If a toilet clogs easily, you have a problem that’s not going to go away on its own. This is because there’s something stuck down inside of it that needs to come out.
A child has flushed a toy down the toilet. Or something like a toothbrush or a pencil is lodged down inside it. Either way, whatever it is, is jammed up in the loop down inside your toilet.
Take a look at your toilet bowl from the side, and you will see the route that the water takes when it’s flushed. It doesn’t go straight down. Instead, the water loops around. The reasoning for it is that the bowl will stay filled with water.
So you can try to get it out with a wire coat hanger, and if that doesn’t work, the toilet will have to be unscrewed and pulled up from the floor.
There’s just no way around this because whatever it is that’s stuck down there can only be reached from the underside.
Is your toilet wobbly?
The problem is that it has come loose from the floor.
To solve this problem, Kwiatkowski Plumbing was contacted at 412-681-9525 because there’s more than one remedy, and we wanted to know which one works best.
This is a problem that needs to be fixed because it’s only going to get worse. It can also lead to floor damage unless it’s sitting on a cement floor.
So they told us that the first thing to try is to use some thin plastic shims crammed underneath it to stop it from rocking back and forth or from side to side.
Thin plastic shims are available at your local hardware store. They’re referred to as door shims. You’ll find them where products related to door installation are located.
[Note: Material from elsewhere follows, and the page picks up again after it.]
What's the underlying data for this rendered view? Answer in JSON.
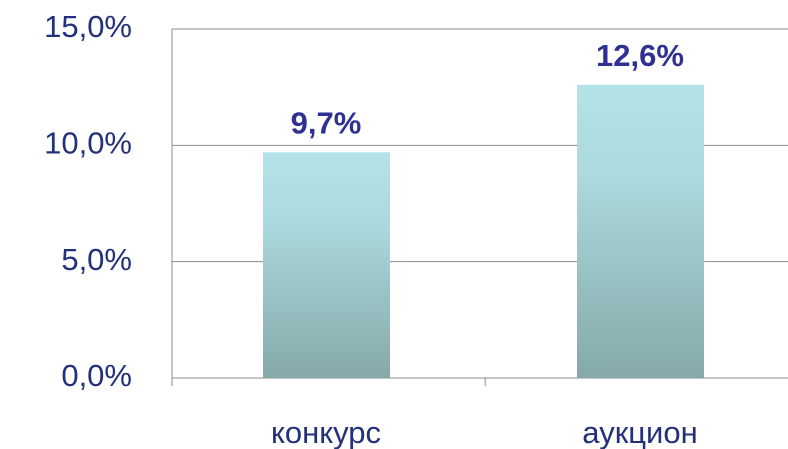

Lean the toilet to one side and then fill the gap on the other by shoving plastic shims underneath it. If this stops it from rocking, then remove the shims and cut them off to the length that’s needed.
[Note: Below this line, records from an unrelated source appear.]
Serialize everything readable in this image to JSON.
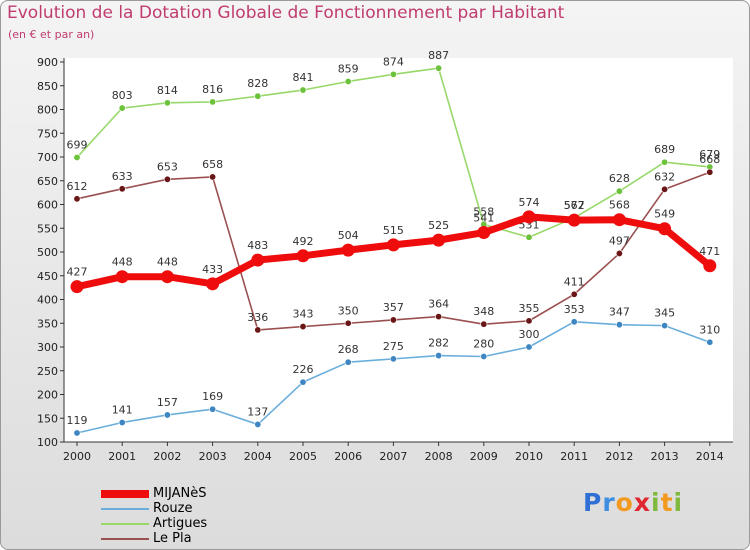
{
  "header": {
    "title": "Evolution de la Dotation Globale de Fonctionnement par Habitant",
    "subtitle": "(en € et par an)"
  },
  "logo": {
    "text": "Proxiti",
    "letters": [
      "P",
      "r",
      "o",
      "x",
      "i",
      "t",
      "i"
    ],
    "colors": [
      "#2f6fd6",
      "#3d8ee0",
      "#f29a1e",
      "#e0262e",
      "#7fb93d",
      "#f29a1e",
      "#7fb93d"
    ]
  },
  "chart_data": {
    "type": "line",
    "title": "Evolution de la Dotation Globale de Fonctionnement par Habitant",
    "subtitle": "(en € et par an)",
    "x": [
      "2000",
      "2001",
      "2002",
      "2003",
      "2004",
      "2005",
      "2006",
      "2007",
      "2008",
      "2009",
      "2010",
      "2011",
      "2012",
      "2013",
      "2014"
    ],
    "ylim": [
      100,
      900
    ],
    "yticks": [
      100,
      150,
      200,
      250,
      300,
      350,
      400,
      450,
      500,
      550,
      600,
      650,
      700,
      750,
      800,
      850,
      900
    ],
    "grid": false,
    "legend_position": "bottom-left",
    "series": [
      {
        "name": "Artigues",
        "color": "#98d86a",
        "marker": "#6cc23a",
        "values": [
          699,
          803,
          814,
          816,
          828,
          841,
          859,
          874,
          887,
          558,
          531,
          572,
          628,
          689,
          679
        ]
      },
      {
        "name": "Le Pla",
        "color": "#9a5050",
        "marker": "#6a1616",
        "values": [
          612,
          633,
          653,
          658,
          336,
          343,
          350,
          357,
          364,
          348,
          355,
          411,
          497,
          632,
          668
        ]
      },
      {
        "name": "Rouze",
        "color": "#6aaedb",
        "marker": "#3e86c2",
        "values": [
          119,
          141,
          157,
          169,
          137,
          226,
          268,
          275,
          282,
          280,
          300,
          353,
          347,
          345,
          310
        ]
      },
      {
        "name": "MIJANèS",
        "color": "#ef0c0c",
        "marker": "#ef0c0c",
        "values": [
          427,
          448,
          448,
          433,
          483,
          492,
          504,
          515,
          525,
          541,
          574,
          567,
          568,
          549,
          471
        ]
      }
    ],
    "labels": [
      {
        "series": "Artigues",
        "text": [
          "699",
          "803",
          "814",
          "816",
          "828",
          "841",
          "859",
          "874",
          "887",
          "558",
          "531",
          "572",
          "628",
          "689",
          "679"
        ]
      },
      {
        "series": "Le Pla",
        "text": [
          "612",
          "633",
          "653",
          "658",
          "336",
          "343",
          "350",
          "357",
          "364",
          "348",
          "355",
          "411",
          "497",
          "632",
          "668"
        ]
      },
      {
        "series": "Rouze",
        "text": [
          "119",
          "141",
          "157",
          "169",
          "137",
          "226",
          "268",
          "275",
          "282",
          "280",
          "300",
          "353",
          "347",
          "345",
          "310"
        ]
      },
      {
        "series": "MIJANèS",
        "text": [
          "427",
          "448",
          "448",
          "433",
          "483",
          "492",
          "504",
          "515",
          "525",
          "541",
          "574",
          "567",
          "568",
          "549",
          "471"
        ]
      }
    ]
  },
  "legend": {
    "items": [
      {
        "label": "MIJANèS",
        "color": "#ef0c0c",
        "thickness": "thick"
      },
      {
        "label": "Rouze",
        "color": "#6aaedb",
        "thickness": "thin"
      },
      {
        "label": "Artigues",
        "color": "#98d86a",
        "thickness": "thin"
      },
      {
        "label": "Le Pla",
        "color": "#9a5050",
        "thickness": "thin"
      }
    ]
  }
}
Do this, so you don’t have long shins poking out from underneath the toilet. If that doesn’t do the trick, then it may be that the bolts on either side of it that hold it down have become corroded.
They may have come loose from where they are mounted underneath the toilet.
In this case, the toilet has to be drained completely, unbolted a removed from the floor. After it’s been removed, you can retrieve the obstruction. Then, the final step is to remount it with a new wax seal and new hardware holding it down.